Тессалиец расстался с оружием и военным поясом только на самом берегу. Таис одобрительно осмотрела его отлично сложенную мускулистую фигуру, гармонировавшую с красотой лица.

– Ты не женат? – спросила она Ликофона, когда воин, накупавшись, взобрался на вершину холма.

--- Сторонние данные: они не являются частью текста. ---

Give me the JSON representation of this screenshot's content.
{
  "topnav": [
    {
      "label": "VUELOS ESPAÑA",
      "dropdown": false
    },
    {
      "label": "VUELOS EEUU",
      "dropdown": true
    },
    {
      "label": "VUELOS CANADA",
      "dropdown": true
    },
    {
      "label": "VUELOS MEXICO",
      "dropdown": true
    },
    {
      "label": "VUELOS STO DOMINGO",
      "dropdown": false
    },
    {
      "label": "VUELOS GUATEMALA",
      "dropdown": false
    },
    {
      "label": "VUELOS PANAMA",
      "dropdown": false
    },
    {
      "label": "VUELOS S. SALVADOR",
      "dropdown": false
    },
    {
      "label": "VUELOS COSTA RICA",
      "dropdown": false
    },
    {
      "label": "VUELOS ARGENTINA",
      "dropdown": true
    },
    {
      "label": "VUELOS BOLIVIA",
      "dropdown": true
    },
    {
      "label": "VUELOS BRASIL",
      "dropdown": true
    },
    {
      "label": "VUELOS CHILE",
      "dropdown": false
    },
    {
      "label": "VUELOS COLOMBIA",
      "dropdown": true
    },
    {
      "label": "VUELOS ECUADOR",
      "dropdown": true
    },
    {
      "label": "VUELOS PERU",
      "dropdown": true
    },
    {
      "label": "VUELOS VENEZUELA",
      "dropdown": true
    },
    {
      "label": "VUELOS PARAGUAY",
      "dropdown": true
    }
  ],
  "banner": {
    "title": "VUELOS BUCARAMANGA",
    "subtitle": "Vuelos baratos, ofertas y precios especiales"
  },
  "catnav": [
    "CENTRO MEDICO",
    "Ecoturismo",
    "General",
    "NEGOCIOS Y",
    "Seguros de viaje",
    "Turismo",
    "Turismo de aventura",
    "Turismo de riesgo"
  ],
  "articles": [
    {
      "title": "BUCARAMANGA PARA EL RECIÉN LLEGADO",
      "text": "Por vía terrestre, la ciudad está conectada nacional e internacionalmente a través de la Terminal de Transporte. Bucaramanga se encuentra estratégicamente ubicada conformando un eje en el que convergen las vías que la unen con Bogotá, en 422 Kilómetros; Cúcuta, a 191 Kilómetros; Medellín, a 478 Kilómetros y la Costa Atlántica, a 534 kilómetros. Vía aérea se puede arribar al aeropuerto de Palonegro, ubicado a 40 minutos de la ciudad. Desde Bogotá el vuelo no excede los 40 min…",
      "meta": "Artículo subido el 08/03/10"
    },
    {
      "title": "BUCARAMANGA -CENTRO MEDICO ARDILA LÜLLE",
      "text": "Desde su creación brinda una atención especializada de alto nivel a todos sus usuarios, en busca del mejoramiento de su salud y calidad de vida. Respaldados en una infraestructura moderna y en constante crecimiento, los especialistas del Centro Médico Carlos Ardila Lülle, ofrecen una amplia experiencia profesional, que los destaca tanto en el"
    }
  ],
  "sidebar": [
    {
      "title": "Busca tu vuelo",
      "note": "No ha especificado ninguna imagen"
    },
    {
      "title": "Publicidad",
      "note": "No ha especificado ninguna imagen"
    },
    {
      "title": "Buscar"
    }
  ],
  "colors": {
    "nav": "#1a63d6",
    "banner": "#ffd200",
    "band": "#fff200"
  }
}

– Нет еще! У нас не женятся раньше двадцати пяти лет. До войны я не мог, а теперь не знаю, когда попаду домой. Может быть, совсем не попаду...

– Все в руках богов, но, мне думается, они должны быть милостивы к тебе. От тебя пойдут хорошие дети!

Воин покраснел, как мальчик.

– Но я не хочу накликать беду, – спохватилась афинянка, – бывают завистливы боги... Поедем?

Салмаах и Боанергос понеслись во весь опор, как только выбрались из песков. Чтобы хорошенько размять лошадей, Таис повернула по дороге на север и, проехав около парасанга, поднялась на перевал в поперечную долину притока Евфрата. Корявые раскидистые дубы окружили замшелый портик с четырьмя колоннами, приютивший статую Иштар Кутитум из гладко полированного серого камня. Зелено-золотистые хризолитовые глаза блестели в тени. Слегка скуластое скифское лицо, обрамленное спускающимися на плечи подстриженными волосами, хранило презрительное выражение.

вернуться

14

К черту.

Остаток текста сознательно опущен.